This post is part of the Yakezie blog swap and was written by Jeff from Sustainable Life Blog. If you enjoyed this article, feel free to visit his blog and subscribe by RSS, join the conversation, like him on Facebook or follow him on twitter for the latest from sustainable life blog.
A lot of times when I’m reading about going green to save money, people suggest things like increasing the temperature of your house in the winter or decreasing the temperature in the summer.
The warmer you keep it in the summer and the lower you keep it in the winter, the lesser you’ll have to work your heater or cooling unit, saving you money on electricity, right? Unfortunately, that may not always be the case.
You could be patting yourself on the back for lowering your energy and consumption by turning down the air conditioning and turning up the heat, but there’s a possibility it could literally be going out the window.

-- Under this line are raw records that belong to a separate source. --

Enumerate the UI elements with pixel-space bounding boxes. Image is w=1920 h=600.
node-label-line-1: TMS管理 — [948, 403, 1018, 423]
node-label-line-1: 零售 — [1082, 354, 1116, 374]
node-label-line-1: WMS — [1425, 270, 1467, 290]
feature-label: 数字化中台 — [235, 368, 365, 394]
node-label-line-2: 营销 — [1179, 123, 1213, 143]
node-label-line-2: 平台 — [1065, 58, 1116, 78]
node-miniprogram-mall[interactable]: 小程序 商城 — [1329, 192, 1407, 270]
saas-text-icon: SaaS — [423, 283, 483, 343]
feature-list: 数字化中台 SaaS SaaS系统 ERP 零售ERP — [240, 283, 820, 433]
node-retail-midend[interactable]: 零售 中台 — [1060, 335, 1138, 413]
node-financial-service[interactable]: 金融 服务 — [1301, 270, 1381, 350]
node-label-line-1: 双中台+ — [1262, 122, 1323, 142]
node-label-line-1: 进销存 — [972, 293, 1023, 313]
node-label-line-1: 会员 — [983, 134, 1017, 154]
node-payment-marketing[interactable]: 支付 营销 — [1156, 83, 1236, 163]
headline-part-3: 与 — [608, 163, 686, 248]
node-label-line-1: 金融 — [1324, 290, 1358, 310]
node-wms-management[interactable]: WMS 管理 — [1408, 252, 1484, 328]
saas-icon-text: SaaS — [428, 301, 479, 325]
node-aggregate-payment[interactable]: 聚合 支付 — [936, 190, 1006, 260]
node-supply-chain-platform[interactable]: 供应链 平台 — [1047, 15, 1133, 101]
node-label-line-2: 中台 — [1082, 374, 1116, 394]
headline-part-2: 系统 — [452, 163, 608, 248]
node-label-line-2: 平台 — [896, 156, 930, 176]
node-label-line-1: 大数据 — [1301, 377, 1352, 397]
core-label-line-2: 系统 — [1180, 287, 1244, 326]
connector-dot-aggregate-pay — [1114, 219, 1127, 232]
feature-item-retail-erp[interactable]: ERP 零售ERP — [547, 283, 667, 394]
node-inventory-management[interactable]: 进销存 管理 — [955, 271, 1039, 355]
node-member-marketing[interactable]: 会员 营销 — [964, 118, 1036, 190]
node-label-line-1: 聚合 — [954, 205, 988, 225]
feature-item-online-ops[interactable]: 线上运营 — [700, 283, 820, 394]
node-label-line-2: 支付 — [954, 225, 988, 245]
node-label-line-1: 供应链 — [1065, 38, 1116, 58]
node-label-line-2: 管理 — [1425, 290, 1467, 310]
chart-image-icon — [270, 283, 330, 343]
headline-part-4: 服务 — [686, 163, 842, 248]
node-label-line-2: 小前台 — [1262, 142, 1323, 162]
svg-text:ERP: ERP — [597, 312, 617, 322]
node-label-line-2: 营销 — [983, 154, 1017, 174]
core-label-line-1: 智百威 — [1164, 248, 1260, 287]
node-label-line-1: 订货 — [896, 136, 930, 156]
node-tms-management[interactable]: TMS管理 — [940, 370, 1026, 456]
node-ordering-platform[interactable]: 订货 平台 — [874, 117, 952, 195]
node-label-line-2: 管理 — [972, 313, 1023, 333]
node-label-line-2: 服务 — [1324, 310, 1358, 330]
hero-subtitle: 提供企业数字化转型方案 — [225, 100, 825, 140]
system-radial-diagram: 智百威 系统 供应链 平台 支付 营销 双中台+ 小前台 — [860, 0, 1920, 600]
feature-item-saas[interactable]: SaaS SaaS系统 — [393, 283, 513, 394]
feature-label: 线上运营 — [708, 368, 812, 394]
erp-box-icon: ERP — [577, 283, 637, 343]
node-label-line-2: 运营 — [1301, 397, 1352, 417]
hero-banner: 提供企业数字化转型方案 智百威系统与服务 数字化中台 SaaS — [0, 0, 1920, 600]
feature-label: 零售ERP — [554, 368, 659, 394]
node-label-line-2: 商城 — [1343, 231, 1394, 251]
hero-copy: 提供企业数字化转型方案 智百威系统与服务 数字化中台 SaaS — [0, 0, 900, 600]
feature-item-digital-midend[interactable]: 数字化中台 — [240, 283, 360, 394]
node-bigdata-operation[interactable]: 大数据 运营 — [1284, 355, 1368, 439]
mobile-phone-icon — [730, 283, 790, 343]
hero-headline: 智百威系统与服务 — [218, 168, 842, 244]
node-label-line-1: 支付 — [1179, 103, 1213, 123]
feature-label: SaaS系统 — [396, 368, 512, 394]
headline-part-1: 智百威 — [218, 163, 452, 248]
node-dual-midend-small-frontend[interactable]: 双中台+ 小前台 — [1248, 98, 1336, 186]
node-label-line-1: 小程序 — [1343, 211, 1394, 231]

If your house or apartment is poorly insulated, you’ll probably spend quite a bit of money heating or cooling the outside. I’m not sure if you want to be doing this or not, but I haven’t met anyone that was excited when they found out that’s what was happening.
What the energy audit does, is figuring out from where in your house energy is leaking. Common places for us in the past have been at the bottom of doors leading to the outside and window frames.
Once you finish your energy audit, you can decide what you should repair first. I’d repair the smaller things first to knock quite a bit off your list – thinks like caulking gaps in window seals and the like. You can finish up quite a few windows and other things relatively quickly and easily doing that. Keep going on till you are done. If there are too many leaks to seal, hire a professional.
Typically, having some professional do the work for you will be expensive, but you’ll make it up over time with the energy you save. I’d even consider getting your house re-insulated if you really want to keep those energy bills low.
Remember, if you don’t want energy leaking through the doors and windows you have to act now and you wont have to pay for it again!
Readers: How good is the insulation in your home? Does it feel drafty by the windows and doors, and have you considered fixing it yet?